Adianto desde já que ao escrever este texto sou capaz de revelar os meus “tiques autoritários e anti-democráticos”, características partilhadas por todas aquelas pessoas que acham pouco prudente organizar um festival por onde passarão 33 mil pessoas numa altura em que já se fala numa possível segunda vaga de uma doença que já não necessita de apresentações.
Sei que não sou o primeiro a abordar o tema, tampouco serei o último, mas
vamos por partes, para que possa tentar transmitir tudo aquilo que me incomoda
com a Festa do Avante deste ano (as restantes não me incomodam, confesso até
ter curiosidade em participar em futuras edições). Numa notícia do Expresso
(que pode ser consultada aqui)
tive a oportunidade de ler a seguinte frase: “Comunistas entendem que o público
deve assistir de pé, como é habitual, ainda que salvaguardando o distanciamento
de segurança. DGS discorda, o que estará a provocar um impasse nas negociações.”
Confesso que a palavra que mais me surpreende nesta frase é a palavra “negociações”,
pois não consigo compreender que existam negociações nesta matéria. Já
trabalhei como advogado nesta minha vida, por vezes tínhamos de negociar
contratos, a negociação consistia em cedências e exigências de ambas as partes
até a redação final de um contrato em que o interesse de todas as partes
estivesse satisfeito (pelo menos aparentemente). Não compreendo como a DGS pode
negociar exigências que visam a proteção da saúde pública, visto que
negociações implicam cedências. Quando alguém quer abrir um restaurante não
entra em negociações com a ASAE.
Depois segue-se a incoerência (marca registada na gestão desta pandemia).

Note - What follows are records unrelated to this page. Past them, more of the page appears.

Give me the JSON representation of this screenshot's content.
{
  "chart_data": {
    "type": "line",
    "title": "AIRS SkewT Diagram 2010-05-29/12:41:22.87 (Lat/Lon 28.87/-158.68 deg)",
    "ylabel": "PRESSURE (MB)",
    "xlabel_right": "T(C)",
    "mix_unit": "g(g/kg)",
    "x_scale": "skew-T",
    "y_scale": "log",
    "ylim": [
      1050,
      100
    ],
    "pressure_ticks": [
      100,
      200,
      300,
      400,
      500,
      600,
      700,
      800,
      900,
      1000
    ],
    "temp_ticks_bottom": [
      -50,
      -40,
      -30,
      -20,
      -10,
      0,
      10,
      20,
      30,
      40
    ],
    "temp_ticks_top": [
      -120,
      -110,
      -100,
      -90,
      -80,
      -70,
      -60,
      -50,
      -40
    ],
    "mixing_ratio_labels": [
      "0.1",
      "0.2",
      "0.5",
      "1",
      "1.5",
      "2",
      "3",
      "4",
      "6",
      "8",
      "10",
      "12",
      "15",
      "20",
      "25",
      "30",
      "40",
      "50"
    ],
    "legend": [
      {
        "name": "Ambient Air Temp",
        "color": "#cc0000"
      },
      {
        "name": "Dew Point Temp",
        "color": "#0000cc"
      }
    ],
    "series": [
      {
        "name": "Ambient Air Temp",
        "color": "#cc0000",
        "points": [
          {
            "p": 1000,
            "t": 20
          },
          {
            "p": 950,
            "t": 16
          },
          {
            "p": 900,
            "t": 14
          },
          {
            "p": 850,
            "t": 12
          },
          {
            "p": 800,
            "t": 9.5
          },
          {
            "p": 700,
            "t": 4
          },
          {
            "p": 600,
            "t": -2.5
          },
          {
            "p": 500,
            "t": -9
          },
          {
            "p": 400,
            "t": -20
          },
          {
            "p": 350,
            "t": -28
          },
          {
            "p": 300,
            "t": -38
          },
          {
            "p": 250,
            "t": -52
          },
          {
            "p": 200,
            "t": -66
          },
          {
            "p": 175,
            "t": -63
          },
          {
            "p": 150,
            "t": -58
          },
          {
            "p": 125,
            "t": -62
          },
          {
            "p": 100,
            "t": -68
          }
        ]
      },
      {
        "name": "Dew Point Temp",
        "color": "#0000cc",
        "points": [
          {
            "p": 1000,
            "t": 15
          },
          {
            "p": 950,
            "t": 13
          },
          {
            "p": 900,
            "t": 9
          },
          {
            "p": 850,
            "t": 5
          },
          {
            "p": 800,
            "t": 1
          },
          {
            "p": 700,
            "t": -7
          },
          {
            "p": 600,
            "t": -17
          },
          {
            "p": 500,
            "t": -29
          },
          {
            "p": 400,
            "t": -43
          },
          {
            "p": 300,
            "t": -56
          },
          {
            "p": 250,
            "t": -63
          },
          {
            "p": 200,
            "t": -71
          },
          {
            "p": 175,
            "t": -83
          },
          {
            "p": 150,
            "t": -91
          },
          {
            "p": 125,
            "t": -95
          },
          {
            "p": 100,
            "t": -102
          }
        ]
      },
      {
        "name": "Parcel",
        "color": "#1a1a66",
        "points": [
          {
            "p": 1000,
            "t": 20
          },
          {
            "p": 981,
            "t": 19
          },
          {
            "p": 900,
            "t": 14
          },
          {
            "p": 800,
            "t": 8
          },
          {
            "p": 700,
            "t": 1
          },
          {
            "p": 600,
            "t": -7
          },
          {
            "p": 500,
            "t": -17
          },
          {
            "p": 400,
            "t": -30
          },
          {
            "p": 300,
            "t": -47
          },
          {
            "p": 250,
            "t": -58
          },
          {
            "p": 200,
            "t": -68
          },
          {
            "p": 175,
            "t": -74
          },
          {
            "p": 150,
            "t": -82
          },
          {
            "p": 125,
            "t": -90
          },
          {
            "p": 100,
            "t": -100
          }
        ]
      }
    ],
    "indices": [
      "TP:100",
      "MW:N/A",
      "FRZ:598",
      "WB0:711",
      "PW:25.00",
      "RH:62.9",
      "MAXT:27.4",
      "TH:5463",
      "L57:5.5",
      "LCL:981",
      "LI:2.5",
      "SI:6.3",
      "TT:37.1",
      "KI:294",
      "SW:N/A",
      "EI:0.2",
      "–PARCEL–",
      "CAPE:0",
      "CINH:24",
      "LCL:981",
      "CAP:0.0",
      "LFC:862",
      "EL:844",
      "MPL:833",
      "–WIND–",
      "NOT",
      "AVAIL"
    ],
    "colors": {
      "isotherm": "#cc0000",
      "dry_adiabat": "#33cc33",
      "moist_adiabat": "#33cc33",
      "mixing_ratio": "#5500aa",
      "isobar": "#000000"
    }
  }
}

Enquanto autorizamos a realização de um festival em que milhares de pessoas
estarão a conviver umas com as outras, também dizemos que crianças que são
retiradas às famílias ficam obrigadas a isolamento de 14 dias, mesmo que testem
negativo. Ou seja, adultos que se ponham, a si e aos seus filhos,
conscientemente em situação de risco (uma situação de risco óbvia), podem
continuar as suas vidas normalmente, já crianças que sejam retiradas aos seus
familiares por se encontrarem em situação de risco (e não risco de contágio de
Covid 19, que infelizmente ainda há coisas piores neste mundo) ficam obrigadas
a estar em isolamento, esquecendo todos os efeitos psicológicos que este
isolamento poderá causar a uma criança que já se encontra numa situação
fragilizada.
O deputado Jerónimo de Sousa defende com unhas e dentes a necessidade de
realização da Festa do Avante, afirmando que este não é um festival, mas sim um
evento de intervenção política em que se defendem os valores do partido, nos
quais se incluem a defesa dos trabalhadores, que neste momento encontram-se numa
situação de maior fragilidade. Não nego que a Festa do Avante tenha uma
vertente de intervenção política, contudo não deixa de, ao mesmo tempo, ser um
festival, como vários outros que foram cancelados e cujos promotores
respeitaram a decisão do Governo. Sou trabalhador subordinado e delegado
sindical, não vejo como a Festa do Avante irá defender o meu interesse e o
interesse do proletariado, considero que a organização desta festa, este ano, é uma falta
de respeito para com todo o sacrifício pelo qual tivemos de passar até à
presente data (estou ciente que pessoalmente não fiz nenhum sacrifício
sobre-humano, mas o grau de sacrifício coletivo não se mede através da minha
pessoa).
O Governo autorizou a realização da Festa do Avante porque precisa de
apoio político da esquerda, neste mandato não há geringonça, pelo que é
necessário criar geringonças frequentemente conforme a necessidade de aprovar
diplomas. Poderia censurar o Governo por cair nesta tentação (e censuro), mas
também cabe ao Governo evitar crises políticas, por isso foco as minhas
críticas no Partido Comunista Português, porque, sabendo do poder político que
acaba por ter, faz um uso indevido e egoísta desta sua prerrogativa.
Por fim, não deixa de ser curioso que seja um partido comunista que por
evidentes razões de cash flow insiste
na organização de uma festa, em plena pandemia, onde estarão presentes 33 mil
pessoas (ainda me lembro quando 11 amigos se reuniam e já eram uns bandidos).